You’ll love that this low carb coconut cake with cream cheese frosting contains no sugar alcohols. It’s sweetened with a blend of stevia and monk fruit.
I’ve been doing really well staying away from sweets. But, last week I was craving some cake. So, I went through my recipes to see what I could make.
My most popular low carb cake recipe is probably the chocolate cake used in my German chocolate cake recipe. It’s the zucchini that makes it moist. I also used that chocolate cake as the base for my “Nutella” frosted chocolate cupcakes.
I wasn’t really in the mood for chocolate cake, but wondered how that recipe would do as a yellow cake. I thought about the green pieces of zucchini sticking out in the cake. Then, the idea struck to use yellow squash instead!
I’ve actually made a yellow squash cake before. You can find that recipe here. However, I used large cubed chunks of cooked yellow squash in that recipe.
Then, I remembered how I made a mock coconut pie out of yellow squash. And, I just happened to have a bag of coconut chips that had been sitting in the pantry for a while. So, I ended up getting the idea to make this low carb yellow squash coconut cake.
I was really excited about making a low carb coconut cake with some hidden yellow squash in it. I just love coconut and could eat it every day.
It must be the Filipino blood coming out. I don’t think I’ve ever met anyone from the Philippines that didn’t love coconut. When I visited my family in the Philippines, there was a lot of food with coconut in it.
I wasn’t sure if I should frost this low carb yellow squash coconut cake or not. The cake would have been super tasty eaten plain. But, I opted to put on frosting so it would look prettier.
Pretty pictures seem to sell a recipe so that’s really the only reason I added it to the cake. You can serve it either way.
I’ve been moving away from sugar alcohols so I made the frosting without my usual powered erythritol blend. To keep it thick and fluffy without a powdered sweetener, I whipped up some butter and cream cheese together.

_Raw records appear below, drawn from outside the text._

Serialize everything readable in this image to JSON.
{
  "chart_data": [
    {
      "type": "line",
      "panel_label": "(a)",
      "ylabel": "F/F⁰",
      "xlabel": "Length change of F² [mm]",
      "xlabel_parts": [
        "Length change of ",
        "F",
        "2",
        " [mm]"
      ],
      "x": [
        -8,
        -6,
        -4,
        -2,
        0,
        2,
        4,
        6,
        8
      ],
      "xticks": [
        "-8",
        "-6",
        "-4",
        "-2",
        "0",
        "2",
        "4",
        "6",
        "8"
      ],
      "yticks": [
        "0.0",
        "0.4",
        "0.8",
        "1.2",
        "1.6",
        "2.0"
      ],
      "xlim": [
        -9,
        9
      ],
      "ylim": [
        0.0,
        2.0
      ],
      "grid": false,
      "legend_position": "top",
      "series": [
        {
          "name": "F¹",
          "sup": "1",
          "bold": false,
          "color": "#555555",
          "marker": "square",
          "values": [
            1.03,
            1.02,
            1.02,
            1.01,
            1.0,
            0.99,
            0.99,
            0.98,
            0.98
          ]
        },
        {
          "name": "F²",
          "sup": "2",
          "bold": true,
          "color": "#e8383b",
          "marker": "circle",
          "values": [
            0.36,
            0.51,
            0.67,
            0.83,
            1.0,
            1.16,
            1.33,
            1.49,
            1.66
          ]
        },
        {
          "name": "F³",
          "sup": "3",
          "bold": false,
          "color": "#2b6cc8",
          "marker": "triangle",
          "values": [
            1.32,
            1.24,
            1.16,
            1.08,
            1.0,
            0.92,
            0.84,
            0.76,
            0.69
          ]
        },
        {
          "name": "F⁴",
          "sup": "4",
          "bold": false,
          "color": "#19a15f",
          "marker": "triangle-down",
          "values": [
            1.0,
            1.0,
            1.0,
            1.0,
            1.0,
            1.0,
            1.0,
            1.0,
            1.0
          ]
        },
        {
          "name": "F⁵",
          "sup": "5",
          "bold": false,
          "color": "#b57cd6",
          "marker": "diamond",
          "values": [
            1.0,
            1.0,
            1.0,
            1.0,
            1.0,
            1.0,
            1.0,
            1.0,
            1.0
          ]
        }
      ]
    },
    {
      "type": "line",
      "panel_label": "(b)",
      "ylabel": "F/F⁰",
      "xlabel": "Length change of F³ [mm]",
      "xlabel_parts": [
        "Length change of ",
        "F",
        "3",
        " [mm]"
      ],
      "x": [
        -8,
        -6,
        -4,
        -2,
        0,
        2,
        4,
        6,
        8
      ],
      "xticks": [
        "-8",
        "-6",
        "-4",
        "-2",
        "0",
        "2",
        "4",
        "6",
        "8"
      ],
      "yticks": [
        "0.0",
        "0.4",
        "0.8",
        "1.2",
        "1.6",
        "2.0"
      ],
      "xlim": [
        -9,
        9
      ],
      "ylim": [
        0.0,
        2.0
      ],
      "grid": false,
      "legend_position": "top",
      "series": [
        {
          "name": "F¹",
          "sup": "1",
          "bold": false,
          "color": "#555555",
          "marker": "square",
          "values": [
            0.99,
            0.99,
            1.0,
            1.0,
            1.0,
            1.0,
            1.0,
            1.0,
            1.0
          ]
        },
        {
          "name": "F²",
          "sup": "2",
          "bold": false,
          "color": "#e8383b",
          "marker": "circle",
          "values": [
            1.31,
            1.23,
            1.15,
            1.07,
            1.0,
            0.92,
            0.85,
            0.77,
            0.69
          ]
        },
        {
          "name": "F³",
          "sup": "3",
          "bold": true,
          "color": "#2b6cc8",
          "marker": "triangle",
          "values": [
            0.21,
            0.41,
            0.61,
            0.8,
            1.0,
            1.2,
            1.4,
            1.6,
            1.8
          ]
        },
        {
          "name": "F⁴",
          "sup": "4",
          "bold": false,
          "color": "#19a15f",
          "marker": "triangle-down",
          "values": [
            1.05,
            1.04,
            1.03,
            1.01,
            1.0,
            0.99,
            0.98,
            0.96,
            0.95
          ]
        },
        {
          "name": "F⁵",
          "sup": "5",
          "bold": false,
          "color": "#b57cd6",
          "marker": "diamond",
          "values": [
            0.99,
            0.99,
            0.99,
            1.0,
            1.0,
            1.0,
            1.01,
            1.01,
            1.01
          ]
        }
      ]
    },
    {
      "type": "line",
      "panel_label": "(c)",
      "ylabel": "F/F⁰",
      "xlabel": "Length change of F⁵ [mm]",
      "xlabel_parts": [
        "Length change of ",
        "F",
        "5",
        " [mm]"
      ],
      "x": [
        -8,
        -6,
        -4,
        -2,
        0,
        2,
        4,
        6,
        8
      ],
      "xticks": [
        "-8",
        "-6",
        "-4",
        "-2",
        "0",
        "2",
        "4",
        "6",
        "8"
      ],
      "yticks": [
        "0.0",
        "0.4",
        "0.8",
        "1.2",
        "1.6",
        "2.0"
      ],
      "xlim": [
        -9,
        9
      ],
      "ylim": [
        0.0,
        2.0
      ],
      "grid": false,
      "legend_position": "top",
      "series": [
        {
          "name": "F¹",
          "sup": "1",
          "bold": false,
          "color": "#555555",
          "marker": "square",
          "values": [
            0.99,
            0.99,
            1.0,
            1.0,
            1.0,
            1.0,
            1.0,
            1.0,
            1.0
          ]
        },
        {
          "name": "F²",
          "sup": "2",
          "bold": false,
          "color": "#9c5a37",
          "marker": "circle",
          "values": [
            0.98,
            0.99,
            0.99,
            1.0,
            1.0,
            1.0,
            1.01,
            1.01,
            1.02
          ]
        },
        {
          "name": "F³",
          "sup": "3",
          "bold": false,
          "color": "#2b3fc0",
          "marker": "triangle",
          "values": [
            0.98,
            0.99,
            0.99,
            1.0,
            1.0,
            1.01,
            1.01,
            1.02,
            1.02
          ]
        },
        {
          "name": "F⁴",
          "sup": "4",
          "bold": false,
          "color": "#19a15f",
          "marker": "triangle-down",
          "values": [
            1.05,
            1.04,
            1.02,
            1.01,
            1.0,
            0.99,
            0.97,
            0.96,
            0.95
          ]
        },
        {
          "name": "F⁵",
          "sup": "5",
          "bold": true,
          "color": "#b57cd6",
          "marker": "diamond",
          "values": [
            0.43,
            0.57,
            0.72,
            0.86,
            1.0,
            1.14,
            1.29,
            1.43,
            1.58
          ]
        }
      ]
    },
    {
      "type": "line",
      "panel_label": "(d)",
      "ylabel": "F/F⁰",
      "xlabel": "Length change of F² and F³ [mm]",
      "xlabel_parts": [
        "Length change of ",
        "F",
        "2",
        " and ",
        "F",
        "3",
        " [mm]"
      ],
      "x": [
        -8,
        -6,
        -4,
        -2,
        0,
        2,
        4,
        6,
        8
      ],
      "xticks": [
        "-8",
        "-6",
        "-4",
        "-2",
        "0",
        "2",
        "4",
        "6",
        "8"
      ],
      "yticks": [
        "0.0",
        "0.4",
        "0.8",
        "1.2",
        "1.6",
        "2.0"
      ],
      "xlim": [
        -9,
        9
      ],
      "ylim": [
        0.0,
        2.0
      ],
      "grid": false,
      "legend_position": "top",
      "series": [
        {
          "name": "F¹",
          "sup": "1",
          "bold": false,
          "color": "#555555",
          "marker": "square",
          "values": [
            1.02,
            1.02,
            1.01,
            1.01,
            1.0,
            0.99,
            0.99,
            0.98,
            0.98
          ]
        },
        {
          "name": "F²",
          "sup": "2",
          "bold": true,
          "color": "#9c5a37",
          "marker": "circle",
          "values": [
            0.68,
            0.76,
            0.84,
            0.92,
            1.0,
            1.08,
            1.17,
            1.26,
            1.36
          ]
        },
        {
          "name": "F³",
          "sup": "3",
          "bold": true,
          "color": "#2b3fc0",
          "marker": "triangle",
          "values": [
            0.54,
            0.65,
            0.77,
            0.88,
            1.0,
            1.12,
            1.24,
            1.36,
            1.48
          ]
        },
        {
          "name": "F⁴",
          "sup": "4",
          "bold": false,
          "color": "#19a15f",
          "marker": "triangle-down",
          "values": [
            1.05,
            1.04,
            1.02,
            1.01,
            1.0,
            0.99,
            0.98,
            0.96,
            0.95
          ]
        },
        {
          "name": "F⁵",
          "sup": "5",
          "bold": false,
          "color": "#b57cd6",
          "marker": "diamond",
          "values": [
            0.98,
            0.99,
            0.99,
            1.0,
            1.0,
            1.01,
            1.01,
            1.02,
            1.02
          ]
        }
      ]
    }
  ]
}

Then, I sweetened it with some coconut stevia blended with monk fruit. To enhance the flavor, I also added some vanilla extract. The cream cheese frosting was perfect. Just the right sweetness for me without any sugar alcohols!
I’m pretty sure that I’ll be eating this cake again. It’s a cake that full of healthy goodness. Now only is it loaded with coconut, but it’s got a veggie snuck in there.
There’s no need to feel guilty about eating this yummy low carb yellow squash coconut cake with cream cheese frosting. Heck, I was even eating it for breakfast.
I find that even erythritol can cause me digestive stress like other sugar alcohols if I eat too much of it. Fiber sweeteners give me bloating and gas. The only truly safe sweetener for me are stevia and monk fruit extracts.
If you prefer using a bulk sweetener like Sukrin or Swerve, the cake needs about 3/4 to 1 cup of sugar equivalent. The frosting needs about a half cup of sugar equivalent.
Of course, you may find that you like a little more or a little less. I find sweetness really varies by individual. As I move farther into the keto lifestyle, I like my food more savory than sweet.
I hope you enjoy this low carb yellow squash coconut cake as much as I do. The cream cheese frosting is also a recipe you’ll want to keep on hand.
The frosting recipe is a nice one to have that doesn’t use a powdered bulk sweetener. I’m going to try it with my zucchini spice cupcakes next! I know that’s another cake recipe that I can make without any sugar alcohols.
Have you ever made a cake with yellow squash?
Low Carb Coconut Cake with Cream Cheese Frosting
Coconut Cake with Cream Cheese Frosting
Stir together coconut flour, baking soda, baking powder, and salt.
Mix in eggs, coconut oil, vanilla extract, and sweeteners until well blended.
Stir in grated squash and coconut chips.
Pour mixture into a greased 7x11 or 8x8 inch pan.
Bake at 350F for about 25 minutes or until top is browned and toothpick inserted in center comes out clean.
Place on a rack to cool.
Cream together cream cheese and butter.
Add coconut stevia extract and monk fruit extract.
Whip until light and fluffy.
Frost cake and top with toasted coconut, if desired.